Over the next several months, Ed and Marlin occasionally appeared at a church service or a volleyball game. It didn't take long to figure out that Marlin and Teresa were moving their relationship to a deeper level than co-worker. I assumed Ed was tagging along with Marlin to give him company in visiting Teresa’s church.

I was twenty-two years old and spending many Saturdays watching my friends marry. I had the normal young woman's dream of marriage, but I wasn’t interested in the marriage options available. A Mennonite young man, though interesting from a single girl's perspective, didn't count.

To an outsider, my long skirt and white head covering looked similar to a Mennonites. I was often asked by strangers if I was Mennonite. But I was from a Brethren church and had built a wall of prejudice against Mennonites. I had never specifically said that I would never marry a Mennonite (I didn't want to make a promise I’d regret), but I thought it.

In October one of my dear friends, who also worked with Ed, married. After the wedding some of us played volleyball, including Marlin and Ed. Eventually hunger sent us to the tiny local pizza shop named Romeos. A few of us girls quickly slid into a booth, hungry for some girl talk. While I don't have trouble talking (usually I talk far too much) I was more reserved around guys. I preferred catching up with some dear friends. But the guys started shoving tables together and obviously wanted us to stay in a group so I left my comfortable huddle.

One cold day in February, Teresa called to say her co-workers were organizing snow tubing excursion. “Will you go along?” That evening, Teresa and three of her Brethren girlfriends, met a few Mennonite guys, plus several couples to car pool together to snow tubing. The young men offered to drive, but already feeling awkward with this group, we girls refused to be separated and drove together to Teresa's disappointment. Whether any young men were disappointed, I never asked.

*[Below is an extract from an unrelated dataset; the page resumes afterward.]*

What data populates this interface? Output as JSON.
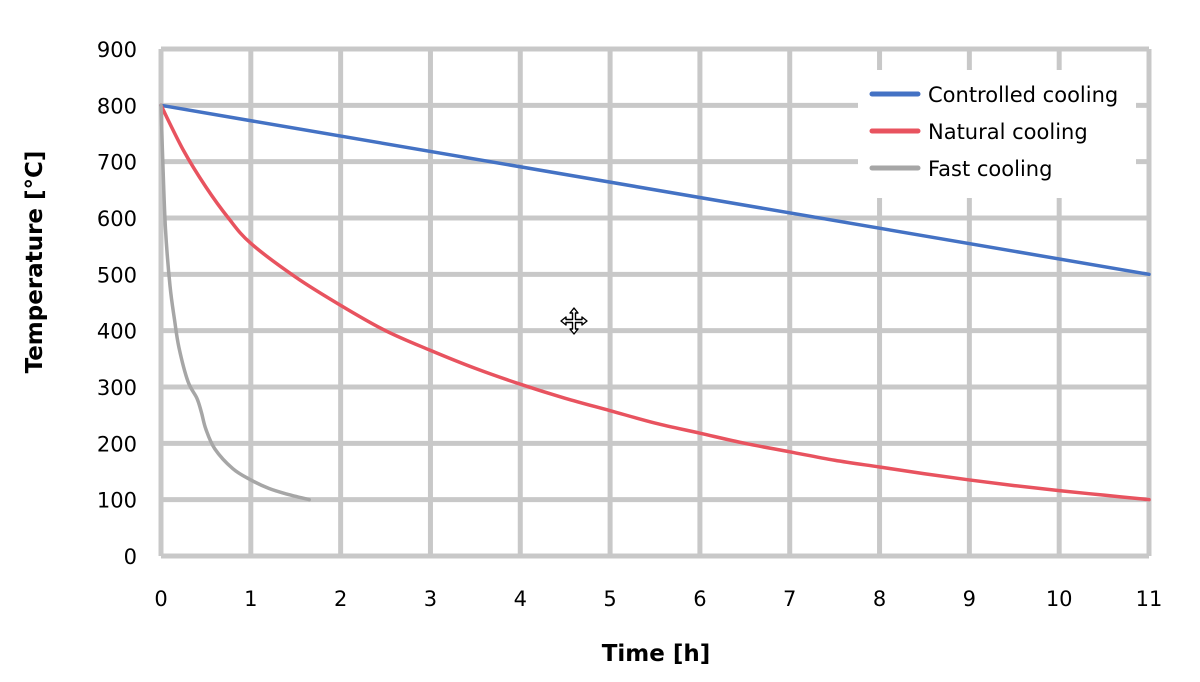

At the mountain, the snow tubing course was crowded and the lines were long. But the evening was cold, crisp, and lovely. At closing time, I lingered to the back of the line, enjoying the beauty of the West Virginian mountains before the last ride. Ed waited too and gave my tube a shove for a head start down the mountain. In thanks, I lingered at the bottom so Ed could catch up, and we briefly chatted as we walked over to join the group. Nothing memorable was discussed but it was, to my memory, our first real conversation just the two of us.

(To be continued)


  1. Now, I can't wait to read part two. You definitely left me wanting to know more:-)

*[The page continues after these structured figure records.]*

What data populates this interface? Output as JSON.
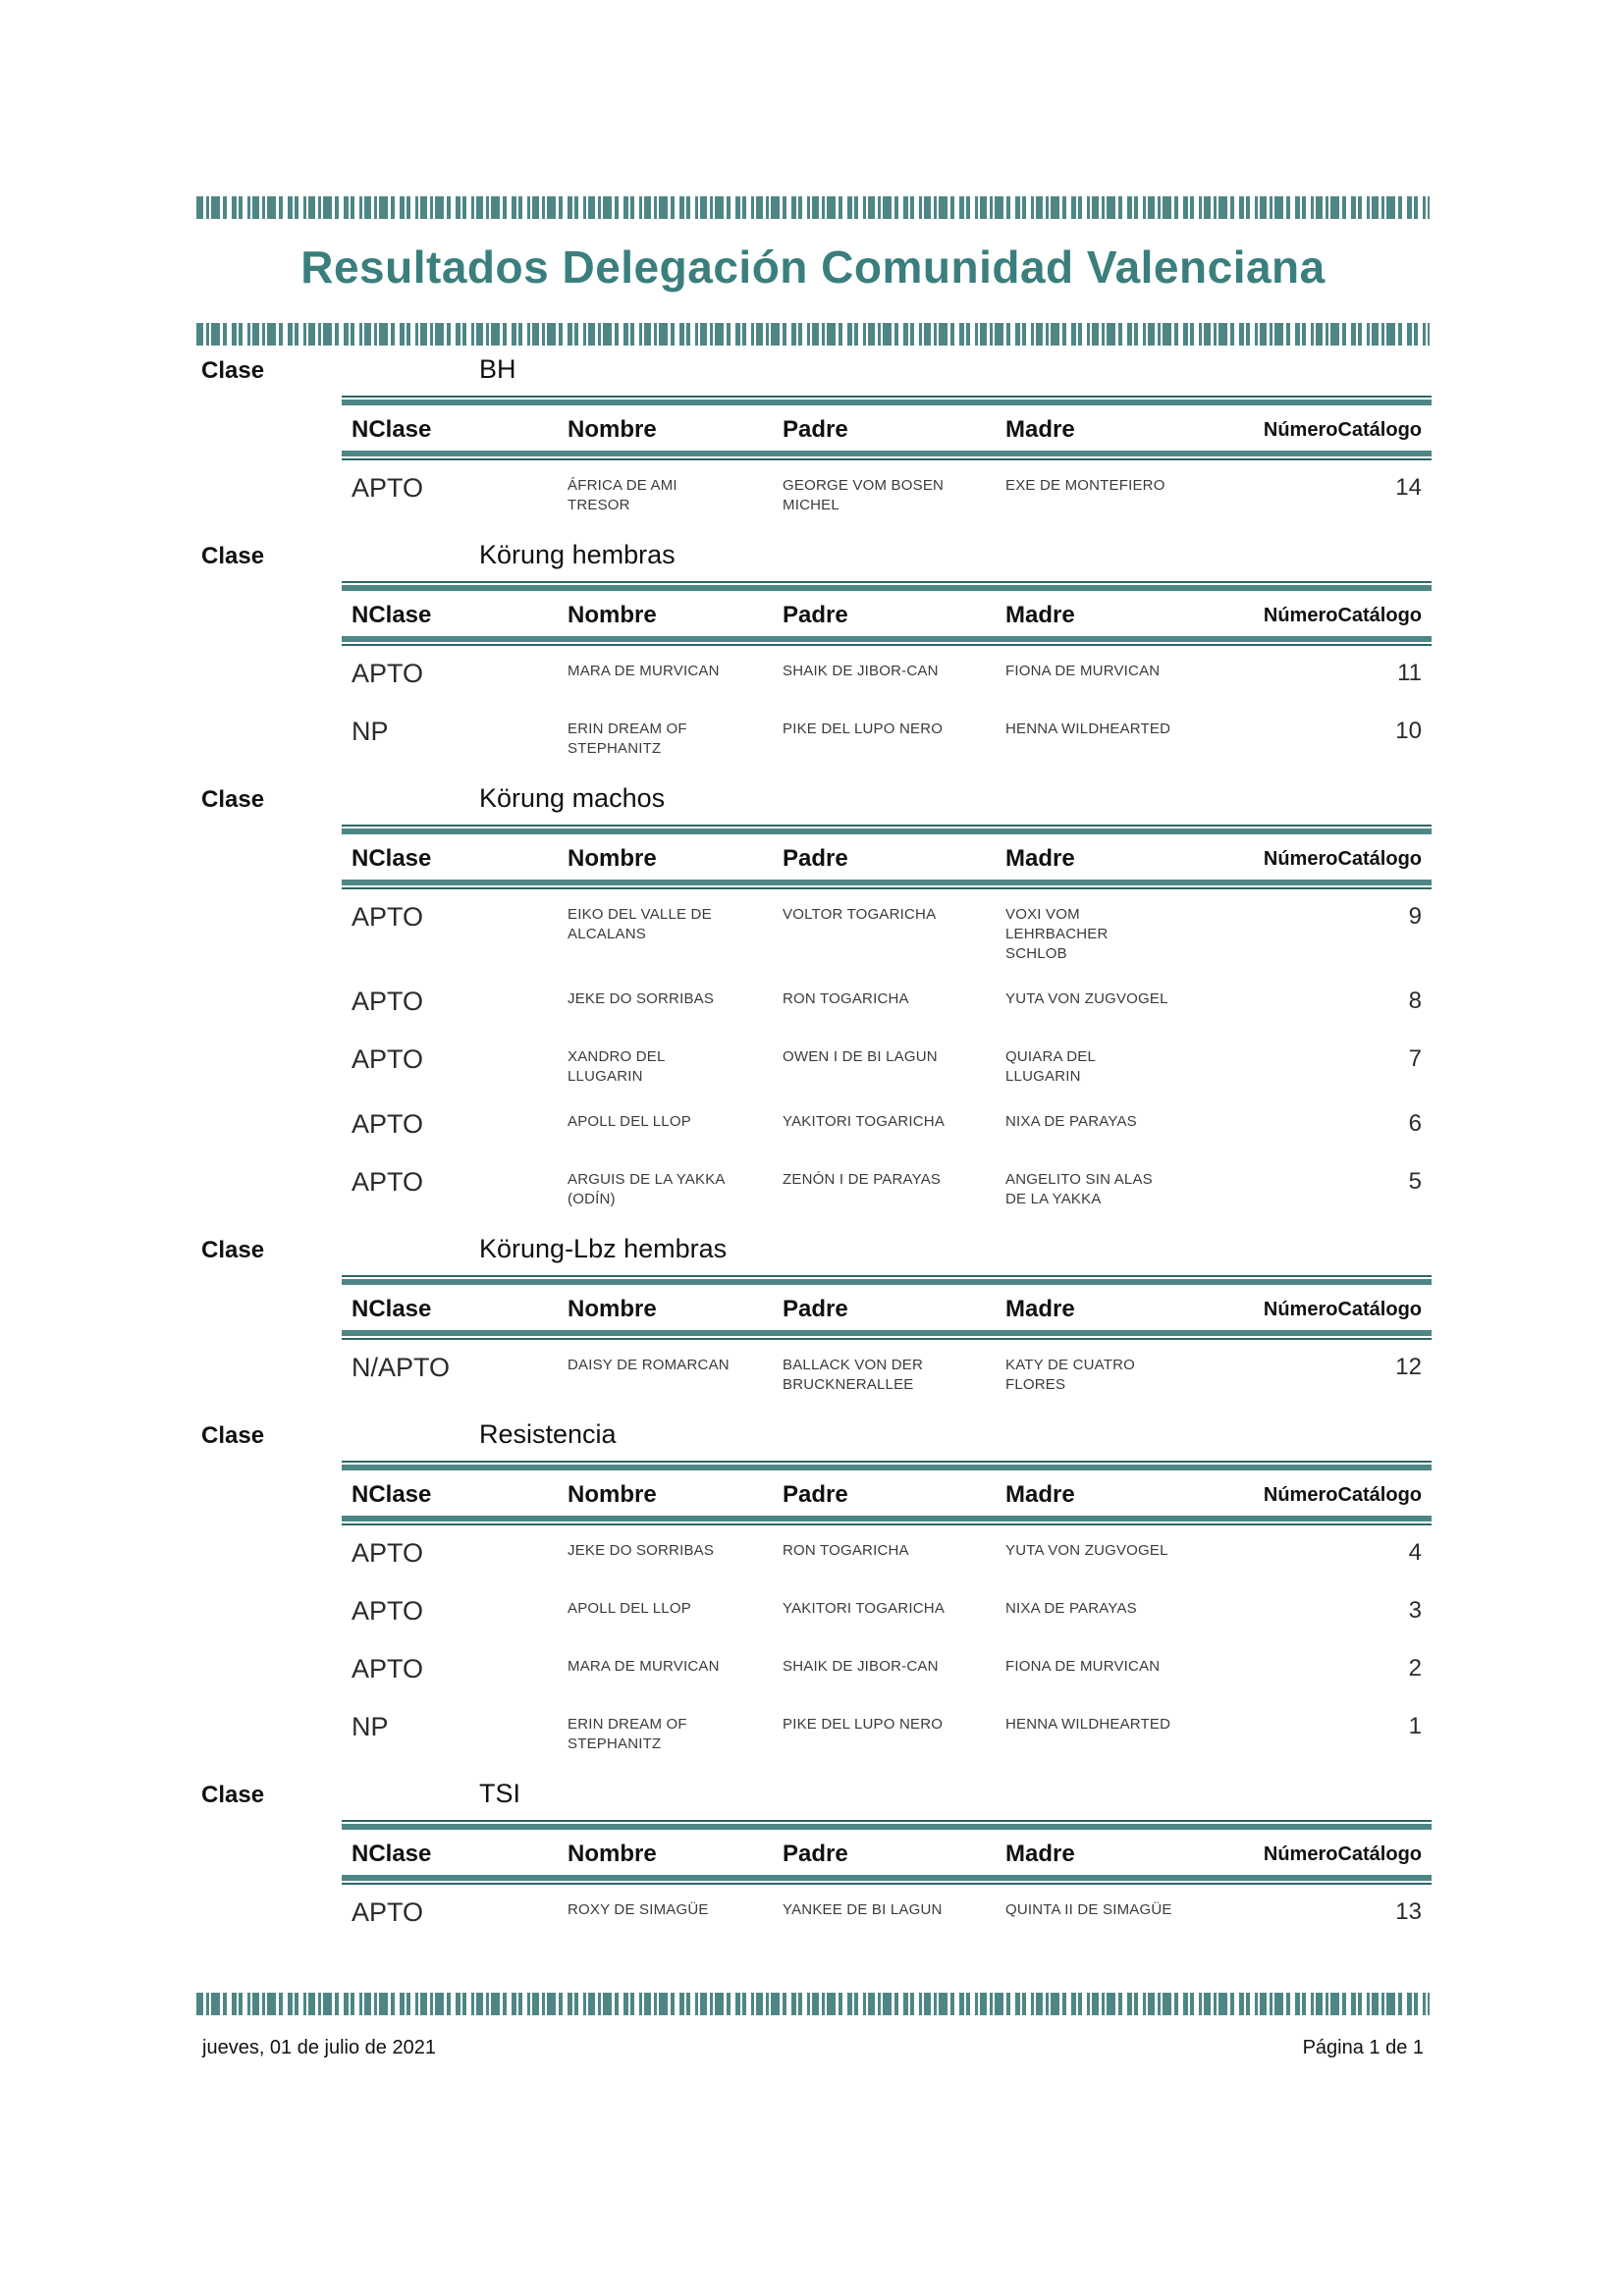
{
  "title": "Resultados Delegación Comunidad Valenciana",
  "labels": {
    "clase": "Clase"
  },
  "columns": [
    "NClase",
    "Nombre",
    "Padre",
    "Madre",
    "NúmeroCatálogo"
  ],
  "sections": [
    {
      "clase": "BH",
      "rows": [
        {
          "nclase": "APTO",
          "nombre": "ÁFRICA DE AMI TRESOR",
          "padre": "GEORGE VOM BOSEN MICHEL",
          "madre": "EXE DE MONTEFIERO",
          "numero": "14"
        }
      ]
    },
    {
      "clase": "Körung hembras",
      "rows": [
        {
          "nclase": "APTO",
          "nombre": "MARA DE MURVICAN",
          "padre": "SHAIK DE JIBOR-CAN",
          "madre": "FIONA DE MURVICAN",
          "numero": "11"
        },
        {
          "nclase": "NP",
          "nombre": "ERIN DREAM OF STEPHANITZ",
          "padre": "PIKE DEL LUPO NERO",
          "madre": "HENNA WILDHEARTED",
          "numero": "10"
        }
      ]
    },
    {
      "clase": "Körung machos",
      "rows": [
        {
          "nclase": "APTO",
          "nombre": "EIKO DEL VALLE DE ALCALANS",
          "padre": "VOLTOR TOGARICHA",
          "madre": "VOXI VOM LEHRBACHER SCHLOB",
          "numero": "9"
        },
        {
          "nclase": "APTO",
          "nombre": "JEKE DO SORRIBAS",
          "padre": "RON TOGARICHA",
          "madre": "YUTA VON ZUGVOGEL",
          "numero": "8"
        },
        {
          "nclase": "APTO",
          "nombre": "XANDRO DEL LLUGARIN",
          "padre": "OWEN I DE BI LAGUN",
          "madre": "QUIARA DEL LLUGARIN",
          "numero": "7"
        },
        {
          "nclase": "APTO",
          "nombre": "APOLL DEL LLOP",
          "padre": "YAKITORI TOGARICHA",
          "madre": "NIXA DE PARAYAS",
          "numero": "6"
        },
        {
          "nclase": "APTO",
          "nombre": "ARGUIS DE LA YAKKA (ODÍN)",
          "padre": "ZENÓN I DE PARAYAS",
          "madre": "ANGELITO SIN ALAS DE LA YAKKA",
          "numero": "5"
        }
      ]
    },
    {
      "clase": "Körung-Lbz hembras",
      "rows": [
        {
          "nclase": "N/APTO",
          "nombre": "DAISY DE ROMARCAN",
          "padre": "BALLACK VON DER BRUCKNERALLEE",
          "madre": "KATY DE CUATRO FLORES",
          "numero": "12"
        }
      ]
    },
    {
      "clase": "Resistencia",
      "rows": [
        {
          "nclase": "APTO",
          "nombre": "JEKE DO SORRIBAS",
          "padre": "RON TOGARICHA",
          "madre": "YUTA VON ZUGVOGEL",
          "numero": "4"
        },
        {
          "nclase": "APTO",
          "nombre": "APOLL DEL LLOP",
          "padre": "YAKITORI TOGARICHA",
          "madre": "NIXA DE PARAYAS",
          "numero": "3"
        },
        {
          "nclase": "APTO",
          "nombre": "MARA DE MURVICAN",
          "padre": "SHAIK DE JIBOR-CAN",
          "madre": "FIONA DE MURVICAN",
          "numero": "2"
        },
        {
          "nclase": "NP",
          "nombre": "ERIN DREAM OF STEPHANITZ",
          "padre": "PIKE DEL LUPO NERO",
          "madre": "HENNA WILDHEARTED",
          "numero": "1"
        }
      ]
    },
    {
      "clase": "TSI",
      "rows": [
        {
          "nclase": "APTO",
          "nombre": "ROXY DE SIMAGÜE",
          "padre": "YANKEE DE BI LAGUN",
          "madre": "QUINTA II DE SIMAGÜE",
          "numero": "13"
        }
      ]
    }
  ],
  "footer": {
    "date": "jueves, 01 de julio de 2021",
    "page": "Página 1 de 1"
  },
  "colors": {
    "teal_band": "#4e8686",
    "title_teal": "#3a7f7e"
  }
}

  2. Oh this is the beginning of a lovely story . . . Please write more soon!!!

  3. Oh, me too! Please keep writing; you're a very good writer, Gina!

  4. Loved reading this, Gina! Thank you for sharing this.

  5. I remember reading this on another blog a few years ago - but I'm eager to reread it. What a special thing to do in honor of your anniversary!

    Mary Beth Martin

  6. I'm thankful you have so many good memories. I'm sorry I didn't remember your anniversary.

  7. Can't wait to hear the rest of your love story God bless

  8. Oh me to on can't wait to hear the rest. Happy Anniversary... I can only imagine how that was for you.

  9. I thought I had read most of your blog posts but I don't remember your story. I'm looking forward to reading more and will be praying for you as you share with us.

  10. I'm eager to read the rest of the story too. Thank you for sharing! I can only imagine the suffocating feeling you experience when you think of your present realities. Praying you continue to experience God's amazing grace and comfort.

  11. What are the differences between Brethren and Mennonites?

  12. looking forward to part two. Sue

  13. Oh fun! I’m going to like this story.
    My great grandparents were Brethren. My grandfather became a Pastor in the Holiness churches. I enjoy reading about the Brethren Church.

  14. Gina, the picture of you and Ed is so sweet. I know this is a hard time for you. Know you are in my prayers.

  15. I am praying for you, Gina. May you find rest and peace in His hands.

  16. My family also is a blended Brethren and Mennonite.